Evliliğimde saygının bitmesi sevgimin önüne geçiyor.
 
merhaba M Moon_nback , konunuzu ve yorumların tümünü okudum, bence yetiştirilme tarzı, aile ahlakı, sonradan değişebilecek şeyler değil, bir şans daha vermeniz bana göre bir daha yeniden yıpranmanız demektir, anlattığınıza göre eşinizin ve annesinin tavrı değişecek gibi değil, durumunuza üzüldüm fakat duruşunuza saygı duydum, keşke tüm sıkıntılı ilişkilerde sizin gibi asil, kararlı ve aklıbaşında durulabilinse....
üzülerek söylüyorum ki emeğinize çoktan yazık olmuş bile, umarım en kısa zamanda kendi güzel hayatınza yeniden dönersiniz, sağlıklı bireyler olmaktan cıkacak hayatlar yasarsak cevremıze ailemize ne katabiliriz ki ?!!
size bol şans ve kolaylıklar diliyorum....
Yorumunuz bana o kadar iyi geldi ki.
Emeğime ve hayallerime yazık oldu evet hala düğün albüm fotoğrafları sosyal hesaplarda paylaşılırken bunu konuşmak yorucu birşey ama sanırım düzelecek umuduyla yapılan yanlışları göz ardı etmek de bana ya da ona evlilik adına birşey katmıyor.
Kardeşi 1 senelik evli, onun eşiyle olan ilişkisini gözlemliyorum çok farklı bizden.
Bizde onların 10 da biri sevgi dolu davranışlar yok. Kardeşi eşini her yerde över, yüceltir ben kendi eşimde onu göremiyorum.
Daha geçen gün aşureye çağırdığımda eşimin ailesini ve kendi ailemi; herkesin yanında 'Anne bu ciğerin şusu eksik dimi?' 'Zeytinyağlı sarmayı 2 kez yaptıktan sonra çok iyi yapacaksın' gibi laflarla karşılaşıyorum.
Eşini yüceltmeyi geçtim ağzını açmasa belki mutlu olabiliriz ama ihtimal veremedim nedense...
 
böylesi adamların kahrını eski kadınlar çekiyordu
ailesi arkasında olmayan ,
çalışmayan ,sesiz pasif annelerimiz teyzelerimiz çekti ,

ama genede düzelmediler yaşlandılar ya kadın öldü ya erkek , genelde erkekler öldü :63:

bence en doğru kararı vermişsin ,
 
Hiç normal davranışlar değil bence.Herkesin sorunları oluyor.26 yaşında evlendim 2.senem.Bu evliliğin ilk zamanları yaşanan sorunlara benzemiyor.

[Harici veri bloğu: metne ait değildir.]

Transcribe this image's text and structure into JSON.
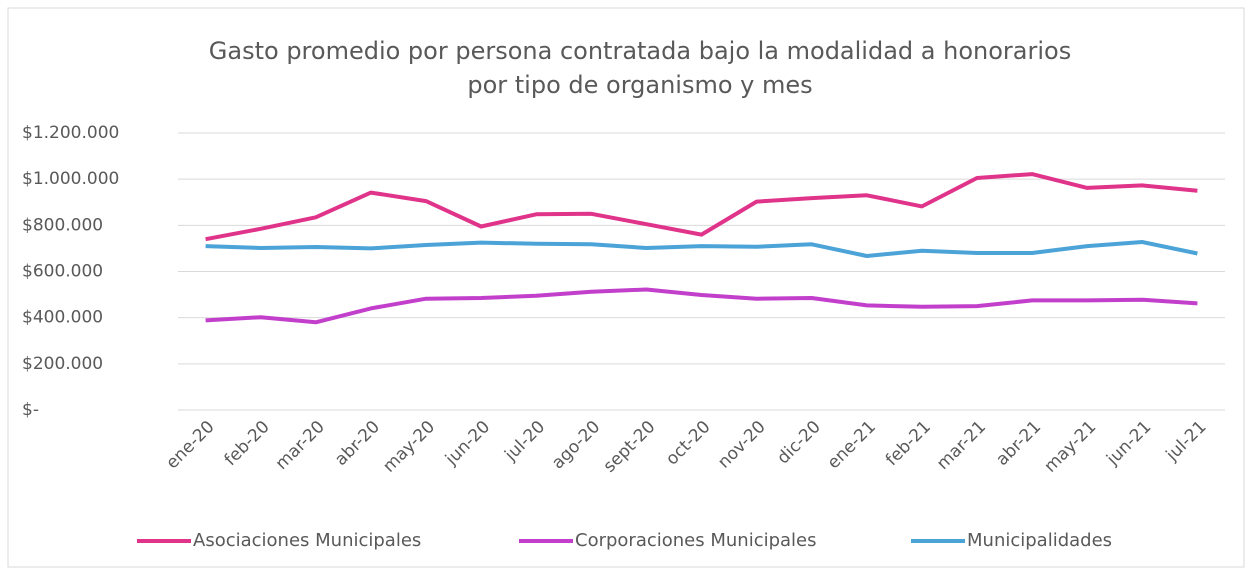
{
  "chart_data": {
    "type": "line",
    "title": [
      "Gasto promedio por persona contratada bajo la modalidad a honorarios",
      "por tipo de organismo y mes"
    ],
    "categories": [
      "ene-20",
      "feb-20",
      "mar-20",
      "abr-20",
      "may-20",
      "jun-20",
      "jul-20",
      "ago-20",
      "sept-20",
      "oct-20",
      "nov-20",
      "dic-20",
      "ene-21",
      "feb-21",
      "mar-21",
      "abr-21",
      "may-21",
      "jun-21",
      "jul-21"
    ],
    "series": [
      {
        "name": "Asociaciones Municipales",
        "color": "#e0338a",
        "values": [
          740000,
          785000,
          835000,
          942000,
          905000,
          795000,
          848000,
          850000,
          805000,
          760000,
          903000,
          918000,
          930000,
          882000,
          1005000,
          1022000,
          962000,
          973000,
          950000
        ]
      },
      {
        "name": "Corporaciones Municipales",
        "color": "#c23fcb",
        "values": [
          388000,
          402000,
          380000,
          440000,
          482000,
          485000,
          495000,
          512000,
          522000,
          498000,
          482000,
          485000,
          453000,
          447000,
          450000,
          475000,
          475000,
          478000,
          462000
        ]
      },
      {
        "name": "Municipalidades",
        "color": "#4ba3d8",
        "values": [
          710000,
          702000,
          706000,
          700000,
          715000,
          725000,
          720000,
          718000,
          702000,
          710000,
          707000,
          718000,
          667000,
          690000,
          680000,
          680000,
          710000,
          728000,
          678000
        ]
      }
    ],
    "ylim": [
      0,
      1200000
    ],
    "yticks": [
      {
        "value": 0,
        "label": "$-"
      },
      {
        "value": 200000,
        "label": "$200.000"
      },
      {
        "value": 400000,
        "label": "$400.000"
      },
      {
        "value": 600000,
        "label": "$600.000"
      },
      {
        "value": 800000,
        "label": "$800.000"
      },
      {
        "value": 1000000,
        "label": "$1.000.000"
      },
      {
        "value": 1200000,
        "label": "$1.200.000"
      }
    ],
    "grid": true,
    "legend": "bottom"
  }
}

Moon da 32 yaşında bi kadın pire için de yorgan yakmıyor bence.Üzüldüm ya
Bu gibi hikayeleri duydukça tamamen kendime üzülüyorum.
2,5 ay boyu sürekli evliliğe alışma adaptasyon süreci diye kendimi kandırıyordum.
2 gün önce itibariyle bambaşka bir boyutta olduğum dank etti.
Şimdi kendime tüm barış diyenlere inat bir yol arıyorum.